I think that it relies on an implementation detail of zip such that if it takes the first element of each of the elements of the list [iter(x)] * n that equates to the first n elements because of the changing state of iter(x) as each of the elements are taken.

This is because the following code replicates the above behavior:

n = 3
x = range(n ** 2)
xn = [iter(x)] * n

res = []

while True:    
        try:    
                col = []    
                for element in xn:    
                        col.append(next(element))    
                res.append(col)    
        except:    
                break

However, I would like to make sure that this is indeed the case and that this is a reliable behavior that can be used to chunk elements of an iterable.

推荐答案

It's not really specific to zip, but you basically have that right. In effect, it's zipping 3 references to the same iterator, causing it to round-robin between them. During each iteration, one more element is consumed from the iterator.

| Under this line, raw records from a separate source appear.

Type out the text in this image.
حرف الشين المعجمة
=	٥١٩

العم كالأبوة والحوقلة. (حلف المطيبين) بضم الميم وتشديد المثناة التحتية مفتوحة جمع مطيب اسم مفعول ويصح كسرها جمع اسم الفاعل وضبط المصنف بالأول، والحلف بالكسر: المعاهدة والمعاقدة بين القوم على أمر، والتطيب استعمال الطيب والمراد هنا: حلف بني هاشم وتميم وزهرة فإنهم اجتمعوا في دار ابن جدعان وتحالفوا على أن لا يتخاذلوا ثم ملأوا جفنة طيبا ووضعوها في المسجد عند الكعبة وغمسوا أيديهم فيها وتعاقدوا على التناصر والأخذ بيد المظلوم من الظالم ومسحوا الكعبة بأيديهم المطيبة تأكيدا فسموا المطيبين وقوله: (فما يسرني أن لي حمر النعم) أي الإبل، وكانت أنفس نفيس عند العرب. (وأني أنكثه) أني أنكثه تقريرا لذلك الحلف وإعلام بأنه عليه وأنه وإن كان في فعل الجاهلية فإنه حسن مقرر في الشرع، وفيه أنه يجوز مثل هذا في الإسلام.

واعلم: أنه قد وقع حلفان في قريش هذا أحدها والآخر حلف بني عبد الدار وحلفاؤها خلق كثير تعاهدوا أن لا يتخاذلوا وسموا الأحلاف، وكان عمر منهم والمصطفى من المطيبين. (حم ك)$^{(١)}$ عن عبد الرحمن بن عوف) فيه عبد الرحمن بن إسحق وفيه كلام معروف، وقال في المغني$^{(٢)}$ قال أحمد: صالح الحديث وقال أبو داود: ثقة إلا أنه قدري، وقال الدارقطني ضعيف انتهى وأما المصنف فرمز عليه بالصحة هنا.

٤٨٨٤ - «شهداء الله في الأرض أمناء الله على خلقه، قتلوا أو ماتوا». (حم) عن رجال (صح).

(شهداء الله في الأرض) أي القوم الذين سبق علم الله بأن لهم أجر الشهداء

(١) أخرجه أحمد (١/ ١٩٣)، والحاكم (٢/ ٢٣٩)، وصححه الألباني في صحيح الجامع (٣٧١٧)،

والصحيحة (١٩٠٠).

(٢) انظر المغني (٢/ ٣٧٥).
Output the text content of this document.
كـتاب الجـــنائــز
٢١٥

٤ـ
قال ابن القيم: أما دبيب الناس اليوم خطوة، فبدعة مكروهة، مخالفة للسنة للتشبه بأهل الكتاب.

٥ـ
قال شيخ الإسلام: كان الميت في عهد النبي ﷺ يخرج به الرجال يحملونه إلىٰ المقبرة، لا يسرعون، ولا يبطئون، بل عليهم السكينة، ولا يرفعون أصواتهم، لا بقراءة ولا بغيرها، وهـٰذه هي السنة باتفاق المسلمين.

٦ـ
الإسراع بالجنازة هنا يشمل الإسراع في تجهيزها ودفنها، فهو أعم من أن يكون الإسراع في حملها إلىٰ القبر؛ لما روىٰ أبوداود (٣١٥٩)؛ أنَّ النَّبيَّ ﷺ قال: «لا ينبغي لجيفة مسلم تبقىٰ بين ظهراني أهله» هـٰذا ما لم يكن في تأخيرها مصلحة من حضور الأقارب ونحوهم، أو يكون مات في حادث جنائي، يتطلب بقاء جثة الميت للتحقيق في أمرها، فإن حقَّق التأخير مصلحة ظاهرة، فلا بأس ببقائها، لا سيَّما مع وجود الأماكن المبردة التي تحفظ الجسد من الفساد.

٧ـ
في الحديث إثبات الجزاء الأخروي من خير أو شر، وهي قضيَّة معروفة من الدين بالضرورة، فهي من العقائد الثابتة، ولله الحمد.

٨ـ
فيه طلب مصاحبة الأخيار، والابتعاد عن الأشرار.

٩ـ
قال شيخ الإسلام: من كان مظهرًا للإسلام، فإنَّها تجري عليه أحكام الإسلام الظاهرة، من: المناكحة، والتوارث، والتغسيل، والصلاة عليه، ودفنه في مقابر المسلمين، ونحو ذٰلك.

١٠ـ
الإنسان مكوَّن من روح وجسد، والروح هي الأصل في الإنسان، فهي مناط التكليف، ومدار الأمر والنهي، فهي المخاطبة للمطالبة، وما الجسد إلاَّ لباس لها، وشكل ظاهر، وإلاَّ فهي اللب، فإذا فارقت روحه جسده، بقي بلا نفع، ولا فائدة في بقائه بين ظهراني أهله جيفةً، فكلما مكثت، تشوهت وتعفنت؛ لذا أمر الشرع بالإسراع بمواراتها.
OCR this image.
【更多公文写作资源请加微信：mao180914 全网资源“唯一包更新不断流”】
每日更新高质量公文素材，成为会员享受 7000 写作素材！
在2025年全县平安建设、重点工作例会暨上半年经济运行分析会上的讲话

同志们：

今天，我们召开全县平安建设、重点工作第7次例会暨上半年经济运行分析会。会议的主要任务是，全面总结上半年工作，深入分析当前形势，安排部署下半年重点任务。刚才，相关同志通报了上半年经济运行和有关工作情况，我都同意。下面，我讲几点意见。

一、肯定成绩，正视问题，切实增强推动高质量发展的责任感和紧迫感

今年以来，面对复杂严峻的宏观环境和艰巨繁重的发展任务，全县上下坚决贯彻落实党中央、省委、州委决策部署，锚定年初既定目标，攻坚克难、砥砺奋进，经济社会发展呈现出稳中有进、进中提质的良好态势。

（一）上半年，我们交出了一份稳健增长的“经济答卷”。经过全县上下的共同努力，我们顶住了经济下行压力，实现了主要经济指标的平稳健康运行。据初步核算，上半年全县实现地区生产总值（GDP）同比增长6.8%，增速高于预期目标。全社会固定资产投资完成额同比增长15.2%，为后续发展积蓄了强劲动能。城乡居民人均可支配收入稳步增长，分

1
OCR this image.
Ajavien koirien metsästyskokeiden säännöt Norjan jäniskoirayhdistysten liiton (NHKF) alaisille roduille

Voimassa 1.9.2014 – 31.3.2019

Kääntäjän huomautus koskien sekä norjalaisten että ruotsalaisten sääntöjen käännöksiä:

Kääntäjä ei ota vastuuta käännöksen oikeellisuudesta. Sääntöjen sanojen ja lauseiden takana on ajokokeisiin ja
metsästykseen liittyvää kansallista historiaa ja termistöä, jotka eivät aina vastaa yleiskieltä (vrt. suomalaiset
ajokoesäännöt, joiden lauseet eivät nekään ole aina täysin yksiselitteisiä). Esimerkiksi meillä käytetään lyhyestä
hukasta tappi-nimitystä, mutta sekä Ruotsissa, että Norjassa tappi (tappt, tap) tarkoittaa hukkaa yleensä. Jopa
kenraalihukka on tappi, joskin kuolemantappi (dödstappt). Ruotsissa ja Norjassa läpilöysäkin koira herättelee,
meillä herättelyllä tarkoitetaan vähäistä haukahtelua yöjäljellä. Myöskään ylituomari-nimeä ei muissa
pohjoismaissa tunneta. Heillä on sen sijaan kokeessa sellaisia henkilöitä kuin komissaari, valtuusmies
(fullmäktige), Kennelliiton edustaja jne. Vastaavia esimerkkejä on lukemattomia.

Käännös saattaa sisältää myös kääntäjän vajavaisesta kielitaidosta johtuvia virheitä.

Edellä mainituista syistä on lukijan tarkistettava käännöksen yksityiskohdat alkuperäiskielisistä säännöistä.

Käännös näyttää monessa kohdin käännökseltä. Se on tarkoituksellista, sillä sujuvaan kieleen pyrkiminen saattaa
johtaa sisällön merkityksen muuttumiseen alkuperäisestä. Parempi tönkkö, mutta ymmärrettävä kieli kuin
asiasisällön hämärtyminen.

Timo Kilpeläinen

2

Effectively, it's the same as doing this:

>>> n = 3
>>> x = range(n ** 2)
>>> a = b = c = iter(x)
>>> list(zip(a, b, c))
[(0, 1, 2), (3, 4, 5), (6, 7, 8)]

Note that it only produces equal sized groups and may drop elements (that part is a characteristic of zip, because it's limited by the smallest iterable, though you could use itertools.zip_longest if you want):

>>> n = 4
>>> x = range(n ** 2)
>>> a = b = c = iter(x)
>>> list(zip(a, b, c))
[(0, 1, 2), (3, 4, 5), (6, 7, 8), (9, 10, 11), (12, 13, 14)]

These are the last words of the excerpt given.